Unlike Pano Express, Kaviza doesn't come in a big box with lots of geeky goodies to install and configure. For deployment, IT will simply download the Kaviza virtual machine from Kaviza's website and import it into their existing VMware or XenServer host (support for Hyper-V is forthcoming). At first glance, the requirement to have a hypervisor already in place would seem like a deal breaker when compared to other solutions that include the server hardware (Pano Express) or require nothing but a good desktop PC (NComputing). But if you crunch the numbers, a typical virtual desktop using Kaviza can be had for about $425 per concurrent user (based on 50 users) -- including server hardware, VMware hypervisor, the Kaviza software, and Windows client licensing.
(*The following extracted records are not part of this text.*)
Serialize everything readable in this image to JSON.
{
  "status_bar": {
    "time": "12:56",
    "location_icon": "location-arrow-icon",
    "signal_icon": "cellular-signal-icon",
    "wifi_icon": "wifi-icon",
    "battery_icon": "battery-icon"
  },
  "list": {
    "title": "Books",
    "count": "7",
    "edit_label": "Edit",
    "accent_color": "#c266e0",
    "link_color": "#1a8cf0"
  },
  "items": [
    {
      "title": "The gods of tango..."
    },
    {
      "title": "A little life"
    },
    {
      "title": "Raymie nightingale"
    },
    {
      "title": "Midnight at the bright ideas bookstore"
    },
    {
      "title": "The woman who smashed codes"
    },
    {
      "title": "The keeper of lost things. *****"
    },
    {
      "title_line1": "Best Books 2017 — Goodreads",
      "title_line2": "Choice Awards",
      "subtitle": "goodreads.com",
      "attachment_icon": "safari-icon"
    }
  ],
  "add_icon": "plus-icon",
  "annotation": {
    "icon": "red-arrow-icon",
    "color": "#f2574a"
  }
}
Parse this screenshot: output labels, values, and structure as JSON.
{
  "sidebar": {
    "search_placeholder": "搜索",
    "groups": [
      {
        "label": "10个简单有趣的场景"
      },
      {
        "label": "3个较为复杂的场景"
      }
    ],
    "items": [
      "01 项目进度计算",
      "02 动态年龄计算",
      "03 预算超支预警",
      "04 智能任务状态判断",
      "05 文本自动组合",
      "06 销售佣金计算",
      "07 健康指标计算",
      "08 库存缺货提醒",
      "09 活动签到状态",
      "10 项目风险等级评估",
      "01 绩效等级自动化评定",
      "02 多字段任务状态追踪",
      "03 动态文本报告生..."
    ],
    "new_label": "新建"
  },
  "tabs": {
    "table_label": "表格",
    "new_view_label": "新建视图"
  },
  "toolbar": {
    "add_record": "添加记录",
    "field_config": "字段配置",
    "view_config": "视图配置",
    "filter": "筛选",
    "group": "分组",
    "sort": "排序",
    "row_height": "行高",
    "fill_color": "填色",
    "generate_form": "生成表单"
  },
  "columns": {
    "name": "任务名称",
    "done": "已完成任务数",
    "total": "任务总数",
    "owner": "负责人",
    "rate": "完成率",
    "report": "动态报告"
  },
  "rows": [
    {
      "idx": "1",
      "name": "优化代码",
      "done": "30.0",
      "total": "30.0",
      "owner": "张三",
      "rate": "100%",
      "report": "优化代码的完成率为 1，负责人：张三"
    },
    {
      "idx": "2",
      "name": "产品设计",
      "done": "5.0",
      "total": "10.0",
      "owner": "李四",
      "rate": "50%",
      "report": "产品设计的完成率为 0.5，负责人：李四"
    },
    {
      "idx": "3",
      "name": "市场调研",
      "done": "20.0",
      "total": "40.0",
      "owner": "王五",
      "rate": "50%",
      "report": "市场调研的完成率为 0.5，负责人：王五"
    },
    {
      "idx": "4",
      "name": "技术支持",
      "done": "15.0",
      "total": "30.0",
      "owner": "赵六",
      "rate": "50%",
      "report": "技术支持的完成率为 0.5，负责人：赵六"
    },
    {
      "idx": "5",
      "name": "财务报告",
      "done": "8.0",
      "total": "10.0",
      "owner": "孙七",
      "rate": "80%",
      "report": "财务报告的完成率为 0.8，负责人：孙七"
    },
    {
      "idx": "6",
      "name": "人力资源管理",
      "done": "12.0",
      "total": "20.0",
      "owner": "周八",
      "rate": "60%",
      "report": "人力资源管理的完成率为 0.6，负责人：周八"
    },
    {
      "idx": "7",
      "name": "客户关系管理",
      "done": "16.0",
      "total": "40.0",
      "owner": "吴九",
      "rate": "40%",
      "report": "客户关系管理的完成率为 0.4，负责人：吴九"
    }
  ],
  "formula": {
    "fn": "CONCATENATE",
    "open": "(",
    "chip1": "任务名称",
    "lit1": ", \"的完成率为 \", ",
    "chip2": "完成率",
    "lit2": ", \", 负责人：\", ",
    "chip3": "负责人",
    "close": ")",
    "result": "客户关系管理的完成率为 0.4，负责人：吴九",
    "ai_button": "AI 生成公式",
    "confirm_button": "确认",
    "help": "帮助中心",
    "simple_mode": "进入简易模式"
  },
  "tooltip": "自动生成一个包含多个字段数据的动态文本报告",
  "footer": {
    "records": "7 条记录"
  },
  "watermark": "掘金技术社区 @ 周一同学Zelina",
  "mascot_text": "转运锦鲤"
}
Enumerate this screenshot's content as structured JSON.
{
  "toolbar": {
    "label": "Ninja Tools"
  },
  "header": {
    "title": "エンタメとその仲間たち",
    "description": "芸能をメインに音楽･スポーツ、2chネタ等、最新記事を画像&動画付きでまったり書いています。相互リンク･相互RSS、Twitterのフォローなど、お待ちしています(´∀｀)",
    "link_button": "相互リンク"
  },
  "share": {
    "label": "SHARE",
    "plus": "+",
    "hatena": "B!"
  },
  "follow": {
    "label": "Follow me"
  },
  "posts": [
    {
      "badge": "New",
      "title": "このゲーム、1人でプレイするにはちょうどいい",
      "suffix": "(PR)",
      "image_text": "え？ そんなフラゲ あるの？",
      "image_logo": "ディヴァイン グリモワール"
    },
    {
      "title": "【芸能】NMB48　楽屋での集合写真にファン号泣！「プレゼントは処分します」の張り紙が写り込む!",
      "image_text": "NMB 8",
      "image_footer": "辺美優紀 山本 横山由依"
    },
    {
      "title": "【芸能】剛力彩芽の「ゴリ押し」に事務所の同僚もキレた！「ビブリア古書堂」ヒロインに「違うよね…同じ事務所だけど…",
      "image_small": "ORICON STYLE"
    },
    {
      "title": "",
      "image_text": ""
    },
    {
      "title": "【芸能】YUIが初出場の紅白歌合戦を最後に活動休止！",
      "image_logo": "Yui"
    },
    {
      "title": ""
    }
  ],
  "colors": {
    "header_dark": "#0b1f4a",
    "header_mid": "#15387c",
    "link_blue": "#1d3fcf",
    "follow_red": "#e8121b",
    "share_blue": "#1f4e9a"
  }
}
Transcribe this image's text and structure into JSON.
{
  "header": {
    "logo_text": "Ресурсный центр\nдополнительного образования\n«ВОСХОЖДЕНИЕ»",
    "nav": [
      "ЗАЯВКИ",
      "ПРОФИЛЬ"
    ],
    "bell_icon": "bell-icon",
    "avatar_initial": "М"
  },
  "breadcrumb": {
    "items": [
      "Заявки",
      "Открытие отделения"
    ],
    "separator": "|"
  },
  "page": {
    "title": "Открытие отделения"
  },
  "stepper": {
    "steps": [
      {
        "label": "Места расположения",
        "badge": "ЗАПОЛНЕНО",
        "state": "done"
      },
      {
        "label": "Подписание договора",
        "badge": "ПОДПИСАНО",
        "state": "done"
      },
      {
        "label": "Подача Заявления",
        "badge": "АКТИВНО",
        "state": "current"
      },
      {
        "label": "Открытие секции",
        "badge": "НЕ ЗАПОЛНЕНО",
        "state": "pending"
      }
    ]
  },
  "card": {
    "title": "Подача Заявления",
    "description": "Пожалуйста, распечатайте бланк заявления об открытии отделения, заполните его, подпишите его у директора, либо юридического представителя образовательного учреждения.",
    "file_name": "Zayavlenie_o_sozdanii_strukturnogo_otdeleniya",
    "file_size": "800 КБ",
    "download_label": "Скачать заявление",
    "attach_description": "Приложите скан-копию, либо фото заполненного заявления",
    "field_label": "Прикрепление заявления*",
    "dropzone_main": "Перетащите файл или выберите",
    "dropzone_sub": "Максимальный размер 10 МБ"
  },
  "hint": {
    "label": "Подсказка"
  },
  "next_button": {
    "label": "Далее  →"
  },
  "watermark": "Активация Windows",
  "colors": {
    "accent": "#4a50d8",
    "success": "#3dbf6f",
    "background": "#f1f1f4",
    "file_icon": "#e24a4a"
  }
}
One reason the cost is almost half the price of a standard desktop PC is that Kaviza runs just fine on a "commodity" server, by which I mean a server with about eight CPU cores, 32GB of RAM, and some form of fault-tolerant local storage. There's no need for an expensive high-speed SAN or redundant servers. Kaviza claims this platform can handle at least 30 concurrent users. I didn't try to replicate that in my lab, but I had no trouble with 10 simultaneous users running 32-bit versions of Windows XP Pro and Windows 7 Pro on similar hardware.
Kaviza installation and configuration
For my test, I installed Kaviza on a dual-Nehalem server with 24GB of RAM and 900GB RAID 5 array of SAS drives. My hypervisor of choice was VMware ESXi 4.1, and while I had two Gigabit Ethernet NICs in the server, I connected only one to my production network. Installation of the Kaviza virtual machine into ESXi was very straightforward, and it took only about 15 minutes. Once Kaviza was installed and running, I was able to complete the initial configuration using my browser in just under 10 minutes.